Lourenço's grasp of tactile, multi-textured surfaces always make you want to get to grips with his garments, if only to figure out what the blasted things are crafted of.
Pedro Lourenço has a vision of the future. It's cold, it's chilly, it's pretty hard. It's your basic 'Bladerunner' update. Blade running was a handy lynchpin for his latest collection, as the shoes set the tone - shards of mirror seemingly embedded in the foot in place of a mirror, so the models seemed to be walking on a knife-edge.
That all seems like Lourenço's signature look - as much as a designer three-seasons into their career can have a signature, but Lourenço has a wicked way with a sci-fi reference and a fine hand at developing crazy, mind-boggling techno fabrics. The difference in this offering was that Lourenço made the whole thing look desirable. Forget the occasional iPad roped to the occasional wrist - these were clothes you wanted to touch. Well, Lourenço's grasp of tactile, multi-textured surfaces always make you want to get to grips with his garments, if only to figure out what the blasted things are crafted of. But quite often, wearing them is the last thing on your mind. This time, the inverse was true: we could tell exactly what they were made of - luxurious fox-fur, silk, cashmere, fine leather - and women couldn't wait to get them off the racks and on their backs.

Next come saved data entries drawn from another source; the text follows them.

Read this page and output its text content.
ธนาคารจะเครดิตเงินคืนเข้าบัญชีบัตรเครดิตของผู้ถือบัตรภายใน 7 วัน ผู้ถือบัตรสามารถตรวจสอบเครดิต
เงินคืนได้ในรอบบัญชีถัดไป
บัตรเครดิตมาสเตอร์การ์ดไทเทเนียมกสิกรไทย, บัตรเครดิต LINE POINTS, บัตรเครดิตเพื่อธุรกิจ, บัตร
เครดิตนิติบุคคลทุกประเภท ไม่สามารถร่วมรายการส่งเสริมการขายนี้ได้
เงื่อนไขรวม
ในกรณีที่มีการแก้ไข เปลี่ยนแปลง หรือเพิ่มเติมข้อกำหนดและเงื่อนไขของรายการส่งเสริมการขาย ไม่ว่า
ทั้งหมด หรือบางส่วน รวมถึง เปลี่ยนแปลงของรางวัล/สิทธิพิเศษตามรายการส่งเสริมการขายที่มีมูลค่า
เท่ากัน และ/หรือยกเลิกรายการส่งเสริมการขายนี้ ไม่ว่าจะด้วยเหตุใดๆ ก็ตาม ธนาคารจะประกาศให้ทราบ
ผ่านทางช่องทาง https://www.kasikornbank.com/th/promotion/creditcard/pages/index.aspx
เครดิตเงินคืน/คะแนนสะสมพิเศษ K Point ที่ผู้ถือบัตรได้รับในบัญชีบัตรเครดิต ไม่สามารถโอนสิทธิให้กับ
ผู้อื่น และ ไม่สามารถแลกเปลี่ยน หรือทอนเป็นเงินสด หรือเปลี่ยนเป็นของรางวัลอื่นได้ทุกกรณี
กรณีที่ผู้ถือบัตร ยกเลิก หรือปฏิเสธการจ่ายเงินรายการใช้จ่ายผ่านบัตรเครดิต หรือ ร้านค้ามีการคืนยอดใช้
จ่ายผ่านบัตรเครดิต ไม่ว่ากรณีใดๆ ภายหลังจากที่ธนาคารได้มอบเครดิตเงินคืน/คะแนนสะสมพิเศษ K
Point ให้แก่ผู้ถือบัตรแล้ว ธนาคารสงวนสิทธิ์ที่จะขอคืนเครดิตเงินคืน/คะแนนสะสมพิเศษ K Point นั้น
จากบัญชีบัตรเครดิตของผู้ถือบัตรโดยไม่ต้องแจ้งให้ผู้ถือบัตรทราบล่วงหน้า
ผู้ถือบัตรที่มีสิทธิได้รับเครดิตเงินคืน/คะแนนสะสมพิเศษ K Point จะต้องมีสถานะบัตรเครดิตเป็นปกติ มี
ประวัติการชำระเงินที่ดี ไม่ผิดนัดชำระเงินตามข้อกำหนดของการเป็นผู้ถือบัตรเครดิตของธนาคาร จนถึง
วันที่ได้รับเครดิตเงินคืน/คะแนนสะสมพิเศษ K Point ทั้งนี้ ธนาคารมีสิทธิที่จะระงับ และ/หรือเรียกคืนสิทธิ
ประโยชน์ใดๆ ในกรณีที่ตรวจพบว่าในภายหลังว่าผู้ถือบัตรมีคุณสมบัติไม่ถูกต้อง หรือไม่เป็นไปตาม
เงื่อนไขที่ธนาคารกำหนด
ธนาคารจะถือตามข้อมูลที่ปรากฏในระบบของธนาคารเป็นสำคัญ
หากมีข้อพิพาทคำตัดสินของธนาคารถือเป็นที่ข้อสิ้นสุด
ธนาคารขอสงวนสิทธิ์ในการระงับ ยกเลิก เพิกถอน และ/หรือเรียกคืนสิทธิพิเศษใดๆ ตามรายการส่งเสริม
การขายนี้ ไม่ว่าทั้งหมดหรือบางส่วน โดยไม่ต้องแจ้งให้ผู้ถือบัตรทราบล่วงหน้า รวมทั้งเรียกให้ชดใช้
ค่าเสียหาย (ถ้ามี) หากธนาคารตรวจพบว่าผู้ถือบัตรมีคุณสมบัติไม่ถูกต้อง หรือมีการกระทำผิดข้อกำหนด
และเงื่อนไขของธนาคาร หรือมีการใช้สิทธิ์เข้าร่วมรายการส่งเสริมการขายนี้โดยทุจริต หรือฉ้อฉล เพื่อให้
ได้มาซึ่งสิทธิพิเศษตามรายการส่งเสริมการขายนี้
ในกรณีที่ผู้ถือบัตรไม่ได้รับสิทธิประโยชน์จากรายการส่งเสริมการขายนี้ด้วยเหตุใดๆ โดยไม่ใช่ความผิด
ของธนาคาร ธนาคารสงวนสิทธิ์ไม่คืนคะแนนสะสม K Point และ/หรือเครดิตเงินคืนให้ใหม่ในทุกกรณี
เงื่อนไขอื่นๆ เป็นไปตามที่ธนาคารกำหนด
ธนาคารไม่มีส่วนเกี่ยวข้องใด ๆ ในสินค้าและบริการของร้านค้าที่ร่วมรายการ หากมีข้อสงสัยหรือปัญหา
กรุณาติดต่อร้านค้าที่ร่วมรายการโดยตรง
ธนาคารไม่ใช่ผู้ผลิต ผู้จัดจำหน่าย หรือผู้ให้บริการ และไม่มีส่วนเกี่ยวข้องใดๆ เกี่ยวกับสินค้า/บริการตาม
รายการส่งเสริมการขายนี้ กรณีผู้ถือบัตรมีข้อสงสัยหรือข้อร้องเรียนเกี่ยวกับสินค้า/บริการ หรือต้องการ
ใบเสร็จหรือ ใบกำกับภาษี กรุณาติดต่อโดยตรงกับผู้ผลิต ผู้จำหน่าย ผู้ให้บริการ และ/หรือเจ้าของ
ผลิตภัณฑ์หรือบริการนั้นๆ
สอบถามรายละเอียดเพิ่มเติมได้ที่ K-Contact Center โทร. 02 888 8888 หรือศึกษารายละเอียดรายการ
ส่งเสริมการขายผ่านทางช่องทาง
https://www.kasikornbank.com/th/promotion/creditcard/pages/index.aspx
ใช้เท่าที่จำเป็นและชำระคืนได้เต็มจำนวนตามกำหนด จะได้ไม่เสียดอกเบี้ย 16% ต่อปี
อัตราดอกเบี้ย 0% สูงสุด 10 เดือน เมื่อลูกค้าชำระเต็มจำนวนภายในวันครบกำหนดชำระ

Lourenço experimented with shapes we've seen a few times over this season, but made them his own. The belled-out backs of his coats were actually subtle, but their volume was thumped-up with wrist-deep fur so they seemed to bulge away from the body. They looked new and exciting - and as we've seen that bump-back shape in every other collection this season, that was quite a feat. His slender, leather-panelled trousers looked flattering and futuristic. His sheer tulle inserts were graphic and clever, particularly in a lurex-flecked navy tweed coat that seemed to have been sliced in half at the shoulders. That's a fashion visual trick that often falls flat, but Lourenço pulled it off with aplomb. There was no trickery in his spiral-cut dresses strapping models up in bands of black and white with flashes of lipstick red or eggy Courreges orange. They just looked brilliant, but not plain - likewise when those same colours were blocked into cocooning coats.
Why did it all seem so right? Because Lourenço seems to have picked up on the difference between art and commerce, and on the fine line very few can walk between the two when it comes to fashion. Maybe that's what those silver fragments underfoot represented - the knife's edge Lourenço challenged his talent to walk. It was a risk worth taking. This collection hit it, dead on and it was exhilarating to watch.